Learning Objectives
At the conclusion of this presentation attendees will be able to:
- Provide estimates of the heart attack hospitalizations and related deaths and costs that could be averted if states that have not implemented smoke-free laws were to do so.
Tobacco control professionals working at the national, state, and local levels
Key Points:
Several studies have found that smoke-free laws prohibiting smoking in indoor workplaces and public places reduce hospitalizations for acute myocardial infarction (AMI), or heart attacks. This analysis estimated the AMI hospitalizations, AMI deaths, and AMI hospitalization costs that might have been averted if all U.S. states which did not have comprehensive laws in effect in 2009 prohibiting smoking in workplaces, restaurants, and bars had implemented such laws. The analysis used data from the CDC State Tobacco Activities Tracking and Evaluation System, the Americans for Nonsmokers’ Rights Foundation, the Healthcare Cost and Utilization Project, and the National Vital Statistics System.

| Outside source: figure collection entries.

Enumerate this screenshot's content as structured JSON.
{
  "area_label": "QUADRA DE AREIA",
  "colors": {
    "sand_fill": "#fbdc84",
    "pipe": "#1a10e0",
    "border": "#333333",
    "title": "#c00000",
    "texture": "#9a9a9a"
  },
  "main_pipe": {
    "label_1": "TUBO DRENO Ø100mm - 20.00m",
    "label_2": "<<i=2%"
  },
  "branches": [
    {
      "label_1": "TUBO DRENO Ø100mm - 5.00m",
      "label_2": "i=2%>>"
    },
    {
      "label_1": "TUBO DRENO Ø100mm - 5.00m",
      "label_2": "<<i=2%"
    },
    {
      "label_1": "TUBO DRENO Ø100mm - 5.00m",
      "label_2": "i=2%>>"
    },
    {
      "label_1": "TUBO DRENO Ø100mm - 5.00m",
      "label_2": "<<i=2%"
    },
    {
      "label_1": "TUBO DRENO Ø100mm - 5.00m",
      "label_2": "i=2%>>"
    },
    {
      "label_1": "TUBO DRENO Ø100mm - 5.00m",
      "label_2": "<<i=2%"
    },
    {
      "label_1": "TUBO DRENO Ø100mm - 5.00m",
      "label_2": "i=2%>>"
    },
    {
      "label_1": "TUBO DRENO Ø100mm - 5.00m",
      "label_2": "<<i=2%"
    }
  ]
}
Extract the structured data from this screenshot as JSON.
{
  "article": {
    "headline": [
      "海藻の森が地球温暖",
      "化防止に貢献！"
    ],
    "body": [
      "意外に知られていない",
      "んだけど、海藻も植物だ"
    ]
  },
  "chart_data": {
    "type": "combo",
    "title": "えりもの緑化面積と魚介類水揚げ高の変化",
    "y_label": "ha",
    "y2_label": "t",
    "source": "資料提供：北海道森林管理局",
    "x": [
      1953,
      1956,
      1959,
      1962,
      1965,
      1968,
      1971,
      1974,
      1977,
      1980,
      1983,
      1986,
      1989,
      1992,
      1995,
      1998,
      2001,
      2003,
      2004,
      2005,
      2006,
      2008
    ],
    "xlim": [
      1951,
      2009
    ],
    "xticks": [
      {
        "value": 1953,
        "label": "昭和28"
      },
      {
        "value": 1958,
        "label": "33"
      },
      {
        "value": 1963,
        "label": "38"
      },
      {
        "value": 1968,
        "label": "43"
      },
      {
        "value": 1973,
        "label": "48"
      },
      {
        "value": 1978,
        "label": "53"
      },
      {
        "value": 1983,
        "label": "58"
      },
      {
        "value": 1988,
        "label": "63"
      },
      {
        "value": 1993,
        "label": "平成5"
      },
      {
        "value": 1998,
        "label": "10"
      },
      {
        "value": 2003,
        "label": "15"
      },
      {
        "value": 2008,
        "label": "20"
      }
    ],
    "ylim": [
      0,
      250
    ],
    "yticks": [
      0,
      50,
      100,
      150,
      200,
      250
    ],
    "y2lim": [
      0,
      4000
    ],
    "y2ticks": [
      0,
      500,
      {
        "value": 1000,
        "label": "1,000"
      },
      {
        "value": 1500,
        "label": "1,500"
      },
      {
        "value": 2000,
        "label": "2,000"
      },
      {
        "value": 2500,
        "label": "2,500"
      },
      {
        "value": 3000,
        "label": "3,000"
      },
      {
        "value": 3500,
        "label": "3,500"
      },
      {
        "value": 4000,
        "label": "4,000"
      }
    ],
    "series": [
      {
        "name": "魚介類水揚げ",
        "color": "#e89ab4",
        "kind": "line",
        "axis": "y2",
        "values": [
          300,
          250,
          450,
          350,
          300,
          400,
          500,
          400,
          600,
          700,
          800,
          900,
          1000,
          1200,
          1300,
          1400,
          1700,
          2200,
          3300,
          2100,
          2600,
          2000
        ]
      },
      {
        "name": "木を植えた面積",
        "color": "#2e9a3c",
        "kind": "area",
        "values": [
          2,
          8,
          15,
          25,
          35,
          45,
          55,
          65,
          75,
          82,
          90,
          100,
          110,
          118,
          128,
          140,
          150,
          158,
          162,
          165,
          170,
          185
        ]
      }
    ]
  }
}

Implementing statewide comprehensive smoke-free laws in the 27 states that lacked such laws in 2009 would have prevented 23,391-52,469 AMIs and 4,982-11,176 AMI deaths, and would have resulted in cost savings of $427.1-$958.1 million in the first year after these laws were implemented. Substantial health benefits and cost savings would be achieved if all states were to implement comprehensive smoke-free laws. Cost savings would include sizeable reductions in Medicare, Medicaid, and private insurance expenditures.
Educational Experience:
This study quantifies some of the short-term cardiovascular health and economic benefits that could be realized by implementing statewide comprehensive smoke-free laws in states which lack such laws.
Benefits:
The findings of this analysis indicate that states which lack comprehensive statewide smoke-free laws could achieve substantial reductions in AMI hospitalizations, AMI deaths, and AMI hospitalization costs by implementing such laws.